Three airflow modes and four-way swing
The GentleAir offers three circulation modes. Halo Flow spreads air around the room without direct blasting, Canopy Flow pushes cooling from above for wider coverage, and Carpet Flow is meant for heating by lifting warm air from the floor. Xiaomi also includes four-way swing for broader distribution, which is the sort of feature list that sounds mundane until you remember how many cheap units still manage to cool only one unlucky corner of a room.

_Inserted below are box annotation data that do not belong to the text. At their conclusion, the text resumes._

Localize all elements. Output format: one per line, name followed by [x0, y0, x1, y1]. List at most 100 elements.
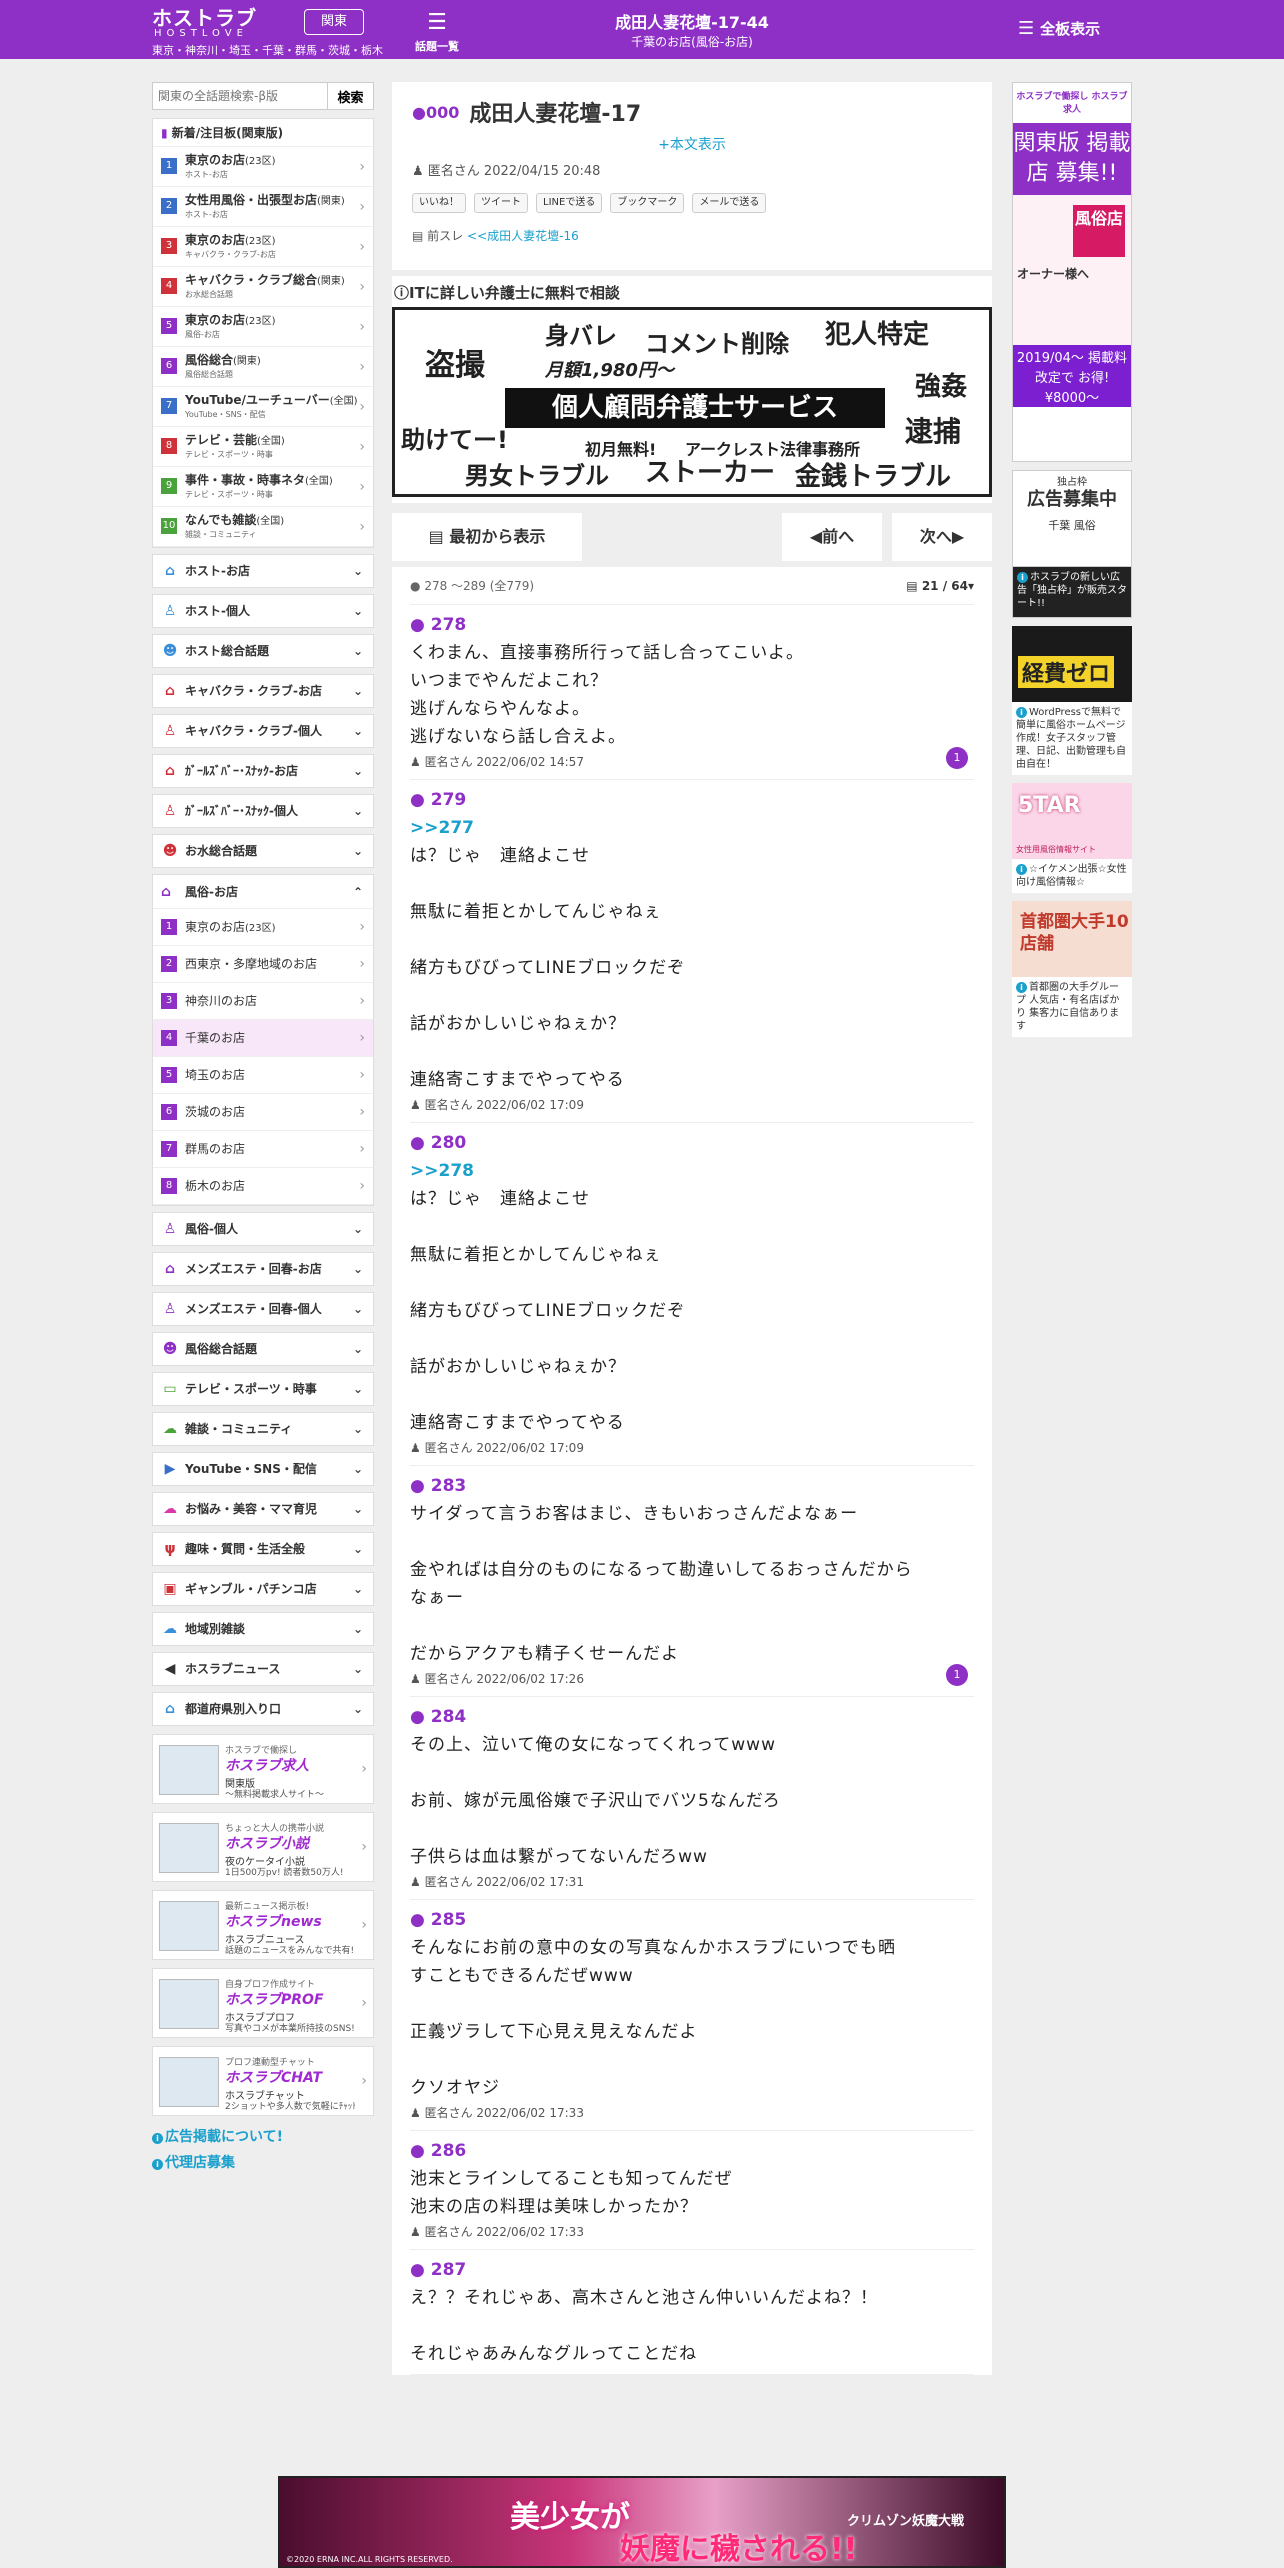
fuzoku-shop-header[interactable]: ⌂ 風俗-お店 ⌃ [153, 875, 373, 909]
post-number[interactable]: ● 284 [410, 1697, 974, 1731]
category-item[interactable]: ☻ 風俗総合話題 ⌄ [152, 1332, 374, 1366]
category-item[interactable]: ⌂ メンズエステ・回春-お店 ⌄ [152, 1252, 374, 1286]
mail-share-button[interactable]: メールで送る [692, 193, 767, 213]
doc-icon: ▤ [412, 229, 424, 243]
service-banner[interactable]: ホスラブで働探し ホスラブ求人 関東版 〜無料掲載求人サイト〜 › [152, 1734, 374, 1804]
post-text-line: くわまん、直接事務所行って話し合ってこいよ。 [410, 643, 804, 663]
bookmark-button[interactable]: ブックマーク [610, 193, 685, 213]
new-board-item[interactable]: 10 なんでも雑談(全国) 雑談・コミュニティ › [153, 507, 373, 547]
post-number[interactable]: ● 285 [410, 1900, 974, 1934]
category-item[interactable]: ♙ キャバクラ・クラブ-個人 ⌄ [152, 714, 374, 748]
star-ad[interactable]: 5TAR 女性用風俗情報サイト i ☆イケメン出張☆女性向け風俗情報☆ [1012, 783, 1132, 893]
chevron-down-icon: ⌄ [352, 1302, 363, 1316]
agency-link[interactable]: i 代理店募集 [152, 2150, 374, 2176]
reply-count-badge[interactable]: 1 [946, 747, 968, 769]
show-from-first-button[interactable]: ▤ 最初から表示 [392, 513, 582, 561]
post-number[interactable]: ● 279 [410, 780, 974, 814]
left-sidebar: 検索 ▮ 新着/注目板(関東版) 1 東京のお店(23区) ホスト-お店 › 2 女性用風… [152, 82, 374, 2176]
category-item[interactable]: ♙ ホスト-個人 ⌄ [152, 594, 374, 628]
category-item[interactable]: ▶ YouTube・SNS・配信 ⌄ [152, 1452, 374, 1486]
category-item[interactable]: ☁ お悩み・美容・ママ育児 ⌄ [152, 1492, 374, 1526]
category-item[interactable]: ♙ メンズエステ・回春-個人 ⌄ [152, 1292, 374, 1326]
sub-board-label: 群馬のお店 [185, 1142, 246, 1156]
search-button[interactable]: 検索 [328, 82, 374, 110]
banner-brand: ホスラブPROF [225, 1992, 324, 2008]
sub-board-item[interactable]: 8 栃木のお店 › [153, 1168, 373, 1205]
new-board-item[interactable]: 7 YouTube/ユーチューバー(全国) YouTube・SNS・配信 › [153, 387, 373, 427]
show-body-link[interactable]: +本文表示 [412, 134, 972, 154]
sub-board-item[interactable]: 7 群馬のお店 › [153, 1131, 373, 1168]
category-item[interactable]: ◀ ホスラブニュース ⌄ [152, 1652, 374, 1686]
new-board-item[interactable]: 3 東京のお店(23区) キャバクラ・クラブ-お店 › [153, 227, 373, 267]
ad-image[interactable]: 盗撮 身バレ コメント削除 犯人特定 強姦 逮捕 月額1,980円〜 個人顧問弁… [392, 307, 992, 497]
new-board-item[interactable]: 8 テレビ・芸能(全国) テレビ・スポーツ・時事 › [153, 427, 373, 467]
reply-link[interactable]: >>278 [410, 1157, 974, 1185]
reply-count-badge[interactable]: 1 [946, 1664, 968, 1686]
lawyer-ad[interactable]: ⓘITに詳しい弁護士に無料で相談 盗撮 身バレ コメント削除 犯人特定 強姦 逮… [392, 276, 992, 503]
service-banner[interactable]: 最新ニュース掲示板! ホスラブnews ホスラブニュース 話題のニュースをみんなで共有… [152, 1890, 374, 1960]
category-item[interactable]: ♙ ｶﾞｰﾙｽﾞﾊﾞｰ･ｽﾅｯｸ-個人 ⌄ [152, 794, 374, 828]
chevron-right-icon: › [359, 358, 365, 375]
category-item[interactable]: ψ 趣味・質問・生活全般 ⌄ [152, 1532, 374, 1566]
site-logo[interactable]: ホストラブ HOSTLOVE [152, 8, 257, 40]
all-boards-button[interactable]: ☰ 全板表示 [1018, 18, 1100, 39]
post-number[interactable]: ● 283 [410, 1466, 974, 1500]
page-indicator[interactable]: ▤ 21 / 64▾ [906, 567, 974, 605]
post-number[interactable]: ● 278 [410, 605, 974, 639]
category-item[interactable]: ☻ ホスト総合話題 ⌄ [152, 634, 374, 668]
service-banner[interactable]: 自身プロフ作成サイト ホスラブPROF ホスラブプロフ 写真やコメが本業所持技のSNS… [152, 1968, 374, 2038]
sub-board-item[interactable]: 4 千葉のお店 › [153, 1020, 373, 1057]
reply-link[interactable]: >>277 [410, 814, 974, 842]
facebook-like-button[interactable]: いいね！ [412, 193, 466, 213]
category-item[interactable]: ⌂ ｶﾞｰﾙｽﾞﾊﾞｰ･ｽﾅｯｸ-お店 ⌄ [152, 754, 374, 788]
topic-list-button[interactable]: ☰ 話題一覧 [412, 8, 462, 54]
sub-board-item[interactable]: 1 東京のお店(23区) › [153, 909, 373, 946]
next-page-button[interactable]: 次へ▶ [892, 513, 992, 561]
metro-ad[interactable]: 首都圏大手10店舗 i 首都圏の大手グループ 人気店・有名店ばかり 集客力に自信あ… [1012, 901, 1132, 1037]
post-number[interactable]: ● 280 [410, 1123, 974, 1157]
chevron-right-icon: › [359, 1030, 365, 1046]
prev-page-button[interactable]: ◀前へ [782, 513, 882, 561]
sub-number: 7 [161, 1141, 177, 1157]
chevron-right-icon: › [359, 238, 365, 255]
new-board-item[interactable]: 1 東京のお店(23区) ホスト-お店 › [153, 147, 373, 187]
category-item[interactable]: ▣ ギャンブル・パチンコ店 ⌄ [152, 1572, 374, 1606]
new-board-item[interactable]: 5 東京のお店(23区) 風俗-お店 › [153, 307, 373, 347]
recruit-ad[interactable]: ホスラブで働探し ホスラブ求人 関東版 掲載店 募集!! 風俗店 オーナー様へ … [1012, 82, 1132, 462]
sub-board-item[interactable]: 3 神奈川のお店 › [153, 983, 373, 1020]
chevron-down-icon: ⌄ [352, 1502, 363, 1516]
banner-brand: ホスラブ求人 [225, 1758, 309, 1774]
line-share-button[interactable]: LINEで送る [536, 193, 603, 213]
post-number[interactable]: ● 287 [410, 2250, 974, 2284]
new-board-item[interactable]: 6 風俗総合(関東) 風俗総合話題 › [153, 347, 373, 387]
category-item[interactable]: ☁ 地域別雑談 ⌄ [152, 1612, 374, 1646]
service-banner[interactable]: プロフ連動型チャット ホスラブCHAT ホスラブチャット 2ショットや多人数で気軽にﾁ… [152, 2046, 374, 2116]
search-input[interactable] [152, 82, 328, 110]
area-select-button[interactable]: 関東 [304, 9, 364, 35]
post-number[interactable]: ● 286 [410, 2131, 974, 2165]
right-ads: ホスラブで働探し ホスラブ求人 関東版 掲載店 募集!! 風俗店 オーナー様へ … [1012, 82, 1132, 1045]
category-label: メンズエステ・回春-お店 [185, 1262, 322, 1276]
service-banner[interactable]: ちょっと大人の携帯小説 ホスラブ小説 夜のケータイ小説 1日500万pv! 読者数50… [152, 1812, 374, 1882]
chevron-right-icon: › [359, 318, 365, 335]
category-item[interactable]: ⌂ キャバクラ・クラブ-お店 ⌄ [152, 674, 374, 708]
category-item[interactable]: ☻ お水総合話題 ⌄ [152, 834, 374, 868]
prev-thread-link[interactable]: <<成田人妻花壇-16 [467, 229, 579, 243]
wordpress-ad[interactable]: 経費ゼロ i WordPressで無料で簡単に風俗ホームページ作成！女子スタッフ管… [1012, 626, 1132, 775]
sub-board-item[interactable]: 2 西東京・多摩地域のお店 › [153, 946, 373, 983]
exclusive-ad[interactable]: 独占枠 広告募集中 千葉 風俗 i ホスラブの新しい広告「独占枠」が販売スタート!… [1012, 470, 1132, 618]
category-item[interactable]: ⌂ ホスト-お店 ⌄ [152, 554, 374, 588]
ad-info-link[interactable]: i 広告掲載について! [152, 2124, 374, 2150]
sub-board-item[interactable]: 5 埼玉のお店 › [153, 1057, 373, 1094]
bottom-banner-ad[interactable]: 美少女が 妖魔に穢される!! ©2020 ERNA INC.ALL RIGHTS… [278, 2476, 1006, 2568]
tweet-button[interactable]: ツイート [474, 193, 528, 213]
category-item[interactable]: ♙ 風俗-個人 ⌄ [152, 1212, 374, 1246]
category-item[interactable]: ☁ 雑談・コミュニティ ⌄ [152, 1412, 374, 1446]
category-item[interactable]: ⌂ 都道府県別入り口 ⌄ [152, 1692, 374, 1726]
category-item[interactable]: ▭ テレビ・スポーツ・時事 ⌄ [152, 1372, 374, 1406]
new-board-item[interactable]: 9 事件・事故・時事ネタ(全国) テレビ・スポーツ・時事 › [153, 467, 373, 507]
sub-board-item[interactable]: 6 茨城のお店 › [153, 1094, 373, 1131]
new-board-item[interactable]: 2 女性用風俗・出張型お店(関東) ホスト-お店 › [153, 187, 373, 227]
user-icon: ♟ [410, 1441, 425, 1455]
new-board-item[interactable]: 4 キャバクラ・クラブ総合(関東) お水総合話題 › [153, 267, 373, 307]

- Halo Flow: room-wide circulation without direct cold air
- Canopy Flow: top-down cooling for wider reach
- Carpet Flow: heating mode that lifts warm air from the floor
- Four-way swing: broader air coverage across the space
Power options, app control, and starting price
Xiaomi is selling the unit in four capacities: 2.6 kW, 3.5 kW, 5.2 kW, and 7.0 kW, so buyers can match it to different room sizes instead of treating one model as magical. There is also a Turbo mode for maximum output, plus AI Energy Saving, which Xiaomi says can cut power use by up to 24.5% by adapting to conditions and user habits.
- 2.6 kW
- 3.5 kW
- 5.2 kW
- 7.0 kW
- Starting price: 570 euros
Control goes through the Xiaomi Home app, with Google Assistant support for voice commands. The starting price is 570 euros, which puts it in the same conversation as other premium connected air conditioners from the likes of LG and Daikin, but with a heavier emphasis on comfort features rather than raw cooling bravado. The big question is whether European buyers will pay extra for softer airflow, or keep pretending a fan pointed at the ceiling is a personality trait.
A more competitive smart-home pitch
Xiaomi’s timing makes sense. As home appliances get smarter, the companies that win are the ones that solve an everyday annoyance rather than adding another blinking app icon. If the GentleAir performs as advertised, Xiaomi may have found a cleaner angle for Europe: less air-conditioning theater, more actual comfort.